Cómo las frustraciones te pueden ayudar a aumentar tu propuesta de valor

La frustración siempre tiene una connotación negativa, pero a través del presente artículo podrás darte cuenta que, para los emprendedores y dueños de empresas, pasan a tener un rol relevante a la hora de aumentar o mejorar su propuesta de valor.

La propuesta de valor corresponde a la percepción que tienen nuestros clientes de todos los beneficios que les entregamos versus todos los costos asociados por adquirirlo. La idea es que el cliente sienta una sensación positiva que refuerce la idea de que “valió la pena” pagar por adquirirlo. Al ser una percepción es totalmente subjetiva, por ende, las empresas están buscando formas cada día más innovadoras de agregar valor a sus segmentos objetivos.

Por otra parte, una frustración corresponde a un sentimiento de tristeza, decepción y desilusión que provoca la imposibilidad de hacer, lograr u obtener algo. Entonces, ¿cómo se relaciona la propuesta de valor con las frustraciones de los clientes?

Detectando y analizando las frustraciones que ocurren en el proceso de compra de nuestros clientes (desde que se enteró de nuestro producto/servicio hasta la post-venta), es que podemos ayudar a potenciar nuestra propuesta de valor.

Cómo las frustraciones te pueden ayudar a aumentar tu propuesta de valor

¿Vemos un ejemplo?

En una empresa X, el producto y la atención han sido calificados como extraordinarios, pero, llegado el momento del pago, el cliente quiso pagar con tarjeta de débito y los administradores sólo tienen la opción de vender con pago en efectivo. ¿Qué se acaba de provocar en el cliente?: Una frustración, por la cual finalmente se decide no realizar la compra. Recordemos, además, que un cliente insatisfecho comentará esto con, por lo menos, 12 personas más. ¡Mayor el problema!

¿Cómo detectar estas frustraciones? Sé empático, ponte en su lugar. ¿Has visto alguna vez tu negocio desde la perspectiva del cliente?

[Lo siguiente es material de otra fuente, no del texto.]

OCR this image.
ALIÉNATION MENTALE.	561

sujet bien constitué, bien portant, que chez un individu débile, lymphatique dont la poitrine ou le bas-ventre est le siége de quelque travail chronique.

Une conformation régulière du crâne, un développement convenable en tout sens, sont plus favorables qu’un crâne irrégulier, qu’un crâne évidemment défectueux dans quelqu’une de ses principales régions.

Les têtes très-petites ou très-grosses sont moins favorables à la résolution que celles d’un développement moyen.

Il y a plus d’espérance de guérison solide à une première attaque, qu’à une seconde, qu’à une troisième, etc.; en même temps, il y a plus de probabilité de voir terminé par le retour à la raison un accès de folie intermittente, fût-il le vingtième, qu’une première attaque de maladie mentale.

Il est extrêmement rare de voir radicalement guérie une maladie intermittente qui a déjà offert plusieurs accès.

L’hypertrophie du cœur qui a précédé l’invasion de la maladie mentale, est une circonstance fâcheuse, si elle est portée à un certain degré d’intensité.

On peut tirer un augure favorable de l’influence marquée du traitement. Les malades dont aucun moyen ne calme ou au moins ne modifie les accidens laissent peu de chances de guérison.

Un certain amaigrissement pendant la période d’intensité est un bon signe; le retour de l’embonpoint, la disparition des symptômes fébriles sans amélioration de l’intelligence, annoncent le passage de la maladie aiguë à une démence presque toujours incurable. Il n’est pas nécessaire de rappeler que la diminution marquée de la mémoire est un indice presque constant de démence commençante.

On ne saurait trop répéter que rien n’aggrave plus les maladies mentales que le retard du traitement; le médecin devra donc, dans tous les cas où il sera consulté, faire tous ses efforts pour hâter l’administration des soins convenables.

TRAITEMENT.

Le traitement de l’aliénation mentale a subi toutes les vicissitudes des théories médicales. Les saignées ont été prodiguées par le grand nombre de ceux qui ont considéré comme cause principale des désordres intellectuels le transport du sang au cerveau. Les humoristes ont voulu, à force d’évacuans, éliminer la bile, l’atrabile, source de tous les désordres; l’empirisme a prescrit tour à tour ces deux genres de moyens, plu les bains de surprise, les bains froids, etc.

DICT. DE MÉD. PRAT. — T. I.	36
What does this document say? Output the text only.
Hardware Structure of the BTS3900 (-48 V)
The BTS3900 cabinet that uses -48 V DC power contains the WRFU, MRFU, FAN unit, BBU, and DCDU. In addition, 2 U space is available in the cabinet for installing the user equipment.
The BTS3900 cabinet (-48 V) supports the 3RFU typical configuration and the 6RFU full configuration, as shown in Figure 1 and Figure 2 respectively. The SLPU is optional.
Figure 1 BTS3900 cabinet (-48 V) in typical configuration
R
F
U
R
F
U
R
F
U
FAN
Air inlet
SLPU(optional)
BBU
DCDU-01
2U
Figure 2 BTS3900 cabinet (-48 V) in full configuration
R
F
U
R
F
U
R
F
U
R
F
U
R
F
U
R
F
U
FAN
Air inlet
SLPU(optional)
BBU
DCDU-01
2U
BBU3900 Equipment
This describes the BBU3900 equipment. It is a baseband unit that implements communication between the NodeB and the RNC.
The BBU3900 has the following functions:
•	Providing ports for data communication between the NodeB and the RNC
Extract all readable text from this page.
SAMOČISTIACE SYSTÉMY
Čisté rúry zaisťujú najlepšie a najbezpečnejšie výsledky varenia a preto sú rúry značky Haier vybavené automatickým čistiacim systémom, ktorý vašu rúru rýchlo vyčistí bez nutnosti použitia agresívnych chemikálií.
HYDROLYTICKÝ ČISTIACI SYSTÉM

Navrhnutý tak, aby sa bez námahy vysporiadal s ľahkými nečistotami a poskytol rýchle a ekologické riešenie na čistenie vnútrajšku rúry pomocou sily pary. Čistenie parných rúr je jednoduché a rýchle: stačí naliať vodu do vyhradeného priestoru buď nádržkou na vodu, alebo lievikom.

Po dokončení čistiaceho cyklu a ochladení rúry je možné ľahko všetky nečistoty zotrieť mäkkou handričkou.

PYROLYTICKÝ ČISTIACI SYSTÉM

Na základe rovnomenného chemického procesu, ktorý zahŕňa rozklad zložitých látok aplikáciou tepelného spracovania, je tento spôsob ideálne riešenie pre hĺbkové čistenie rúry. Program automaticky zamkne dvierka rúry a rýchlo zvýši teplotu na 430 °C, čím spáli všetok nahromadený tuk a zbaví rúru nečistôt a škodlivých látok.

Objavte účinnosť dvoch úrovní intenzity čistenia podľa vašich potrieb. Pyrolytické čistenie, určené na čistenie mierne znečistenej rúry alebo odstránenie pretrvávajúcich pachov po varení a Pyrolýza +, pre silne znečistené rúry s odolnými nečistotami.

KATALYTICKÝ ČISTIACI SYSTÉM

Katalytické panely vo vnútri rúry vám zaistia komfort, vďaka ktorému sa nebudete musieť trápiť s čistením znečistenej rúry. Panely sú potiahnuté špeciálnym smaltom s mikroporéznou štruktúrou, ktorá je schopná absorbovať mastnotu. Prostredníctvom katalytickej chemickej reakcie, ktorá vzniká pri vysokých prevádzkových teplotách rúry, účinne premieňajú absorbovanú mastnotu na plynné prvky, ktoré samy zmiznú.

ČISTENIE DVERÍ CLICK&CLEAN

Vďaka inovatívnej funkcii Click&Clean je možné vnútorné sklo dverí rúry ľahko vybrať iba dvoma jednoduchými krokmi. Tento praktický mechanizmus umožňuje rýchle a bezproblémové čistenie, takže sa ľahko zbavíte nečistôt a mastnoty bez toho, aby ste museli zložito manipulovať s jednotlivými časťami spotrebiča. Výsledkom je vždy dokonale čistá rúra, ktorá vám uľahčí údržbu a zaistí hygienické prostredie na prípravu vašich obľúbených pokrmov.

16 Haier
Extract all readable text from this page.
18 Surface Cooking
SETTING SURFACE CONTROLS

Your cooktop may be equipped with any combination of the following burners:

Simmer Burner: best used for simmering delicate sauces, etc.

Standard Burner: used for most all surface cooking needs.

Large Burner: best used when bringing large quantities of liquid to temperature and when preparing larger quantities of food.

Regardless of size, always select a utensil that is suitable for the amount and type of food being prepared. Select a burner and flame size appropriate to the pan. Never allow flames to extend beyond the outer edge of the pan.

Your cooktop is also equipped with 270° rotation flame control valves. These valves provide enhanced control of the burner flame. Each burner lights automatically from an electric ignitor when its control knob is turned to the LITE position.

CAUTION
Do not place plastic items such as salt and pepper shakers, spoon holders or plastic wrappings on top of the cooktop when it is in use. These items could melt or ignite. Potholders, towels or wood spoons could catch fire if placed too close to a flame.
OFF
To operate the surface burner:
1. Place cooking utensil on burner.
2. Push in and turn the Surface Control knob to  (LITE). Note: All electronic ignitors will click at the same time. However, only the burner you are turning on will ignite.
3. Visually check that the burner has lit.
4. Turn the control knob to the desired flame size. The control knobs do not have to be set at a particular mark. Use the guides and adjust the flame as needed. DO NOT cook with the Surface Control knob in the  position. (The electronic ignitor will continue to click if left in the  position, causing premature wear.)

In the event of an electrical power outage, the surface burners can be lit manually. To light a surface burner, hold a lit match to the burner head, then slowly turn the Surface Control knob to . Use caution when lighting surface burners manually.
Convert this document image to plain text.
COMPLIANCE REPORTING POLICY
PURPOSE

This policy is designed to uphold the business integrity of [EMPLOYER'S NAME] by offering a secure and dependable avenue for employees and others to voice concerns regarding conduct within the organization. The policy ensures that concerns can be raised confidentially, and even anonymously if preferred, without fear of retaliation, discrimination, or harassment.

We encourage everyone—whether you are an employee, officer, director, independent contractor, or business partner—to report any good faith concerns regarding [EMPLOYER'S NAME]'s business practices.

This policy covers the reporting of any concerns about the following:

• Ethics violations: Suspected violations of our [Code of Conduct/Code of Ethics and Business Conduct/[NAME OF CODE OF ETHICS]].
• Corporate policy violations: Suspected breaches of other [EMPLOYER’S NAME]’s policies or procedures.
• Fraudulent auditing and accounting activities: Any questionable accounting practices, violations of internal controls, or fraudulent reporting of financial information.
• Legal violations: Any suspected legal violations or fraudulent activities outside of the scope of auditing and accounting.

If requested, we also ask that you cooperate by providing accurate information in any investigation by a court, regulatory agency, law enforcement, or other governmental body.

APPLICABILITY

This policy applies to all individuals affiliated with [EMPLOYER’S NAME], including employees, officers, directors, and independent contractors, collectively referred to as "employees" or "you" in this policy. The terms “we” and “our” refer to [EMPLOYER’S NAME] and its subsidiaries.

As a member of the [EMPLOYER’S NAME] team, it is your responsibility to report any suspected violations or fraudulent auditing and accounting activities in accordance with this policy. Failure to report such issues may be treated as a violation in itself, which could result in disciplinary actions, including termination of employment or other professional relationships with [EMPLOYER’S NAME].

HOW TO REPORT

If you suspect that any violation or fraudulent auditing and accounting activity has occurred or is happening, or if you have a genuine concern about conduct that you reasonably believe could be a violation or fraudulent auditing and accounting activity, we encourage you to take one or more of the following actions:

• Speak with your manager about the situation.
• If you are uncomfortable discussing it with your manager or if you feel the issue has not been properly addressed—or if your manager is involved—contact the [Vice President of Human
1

Muchas veces, sólo haciendo esto nos damos cuenta de los errores que realizamos y, por ende, de las frustraciones que provocamos en  ellos. Corrígelas y aumenta tu oferta de valor. En el ejemplo anterior, detectamos que los clientes requieren pagar con tarjeta de débito además del efectivo, por ende, la empresa implementó el famoso dispositivo Mobile POS (presente cada vez en más lugares), para poder aceptarlas y desde ahora su propuesta de valor incluye también la frase “aceptamos todo medio de pago”, entregando así más beneficios al cliente y facilitándole la vida, es decir, CREANDO Y AGREGANDO VALOR.

Otra forma de detectar estas frustraciones es conociendo a tus clientes, analizando el proceso de compra, insisto, desde el momento que se entera de tu existencia hasta el proceso post-venta. Recuerda que una venta no culmina con el intercambio de dinero por el producto o servicio. Para esto, te recomendamos utilices algunas herramientas como el “Mapa de Empatía” y el “Mapa de Experiencia del Cliente”.

Todo tipo de empresas y organizaciones, sin importar su tamaño y rubro,  pueden y deben enfocarse al cliente para mejorar su servicio. Detecta, corrige las frustraciones y aumenta así la percepción de valor.

Acerca del autor: Este artículo fue escrito por Sergio Marambio García,
Ingeniero Comercial, Fundador SM Capacita, Facilitador en SODEC LTDA.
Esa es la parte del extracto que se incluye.